Resmi görüşmelerde, FETÖ varlığına son verilmesi hususunu Korelilerin dikkatlerine getirdiklerinin altını çizen Erçin, şunları söyledi:
"Restoran sektörüne, kültür alanına girmişler, ilköğretim eğitimi veren bir okulları var. Türk öğrenci kabul etmiyorlar fakat kültürel alanda sözde Türk kültür merkezi diye kurulan bir 'İstanbul Kültür Merkezi' var ki bu bizim kültür merkezimiz gibi çalışıyor. Bu illegal yapının uzantıları olduğunu da parlamenterler başta olmak üzere bütün sisteme sürekli anlatıyorum. Bundan dolayı Yunus Emre Enstitüsü (YEE) ve bizim kültürel tanıtımımız, FETÖ hainlerinin Kore'de bu işe sahip çıkmalarını ve onların kültürel anlamdaki faaliyetlerini engelleyecek."
"Sahadaki durum birleşmenin kısa vadede mümkün olmadığını gösteriyor"Erçin, son zamanlarda dünya gündemini meşgul eden Kuzey Kore-Güney Kore barış görüşmelerinde de sürecin çıkmaza girdiğini söyledi.
ABD ile iki, Güney-Kuzey arasında da üç zirveye rağmen sürecin sonuçlandırılamadığına işaret eden Erçin, Kuzey Kore'nin nükleersizleştirilmesi programının uygulamaya konması için Pyongyang'ın mevcut Birleşmiş Milletler (BM) ambargosunun kaldırılmasını talep etmesinden sonra Trump yönetiminin de sorunun kolayca çözülemeyeceğini anladığını dile getirdi.
Erçin, "Dolayısıyla siyasi alanda bugün Güney Kore'nin en büyük sorunu Kuzey Kore'yle istenen barış atmosferinin sağlanamamasıdır. Bu durum, geçen yıl büyük ilerleme sağlanan Güney Kore-Kuzey Kore ilişkilerini de olumsuz etkiliyor." dedi.

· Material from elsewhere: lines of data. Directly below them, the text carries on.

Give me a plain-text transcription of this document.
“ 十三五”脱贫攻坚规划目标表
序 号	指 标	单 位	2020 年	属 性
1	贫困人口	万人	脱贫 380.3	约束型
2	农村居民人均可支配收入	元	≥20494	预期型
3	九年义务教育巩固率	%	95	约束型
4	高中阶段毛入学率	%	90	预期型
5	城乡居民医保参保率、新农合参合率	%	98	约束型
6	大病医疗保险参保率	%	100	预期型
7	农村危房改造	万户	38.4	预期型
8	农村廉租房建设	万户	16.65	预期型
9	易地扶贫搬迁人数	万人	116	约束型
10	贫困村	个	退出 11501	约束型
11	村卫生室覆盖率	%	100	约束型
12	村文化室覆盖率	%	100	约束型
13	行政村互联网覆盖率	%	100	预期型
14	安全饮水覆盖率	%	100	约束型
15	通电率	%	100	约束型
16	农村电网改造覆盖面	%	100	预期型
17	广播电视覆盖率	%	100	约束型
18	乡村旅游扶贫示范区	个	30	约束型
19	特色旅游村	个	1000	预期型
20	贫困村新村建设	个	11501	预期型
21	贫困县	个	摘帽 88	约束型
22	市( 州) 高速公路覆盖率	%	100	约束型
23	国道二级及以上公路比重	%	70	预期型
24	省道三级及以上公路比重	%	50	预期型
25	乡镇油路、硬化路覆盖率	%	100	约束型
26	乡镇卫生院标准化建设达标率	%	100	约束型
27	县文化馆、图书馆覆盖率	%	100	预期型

Kuzey Kore için en büyük önceliğin rejiminin bekası olduğuna dikkati çeken Erçin, Kuzey Kore rejiminin korunmasının diğer her türlü ekonomik ve sosyal meselenin üstünde yer aldığını belirtti.
Erçin, şunları kaydetti:
"Kuzey Kore'yi ziyaret ettim. ABD ve Güney Kore, barış ve normalizasyonun sağlanmasına önem veriyor. Kuzey'de rejimin bekasının tehlikeye düşürülmesi korkusu en üst düzeyde. Bununla birlikte rejim, gelecekle ilgili gerekli gördüğü güvenceleri garanti altına almadan, kendisini güvende hissetmeden bir birleşme söz konusu olmaz. Korelerin birleşmesini biz de destekliyoruz ama sahadaki durum birleşmenin kısa vadede sağlanmasının mümkün olmadığını gösteriyor."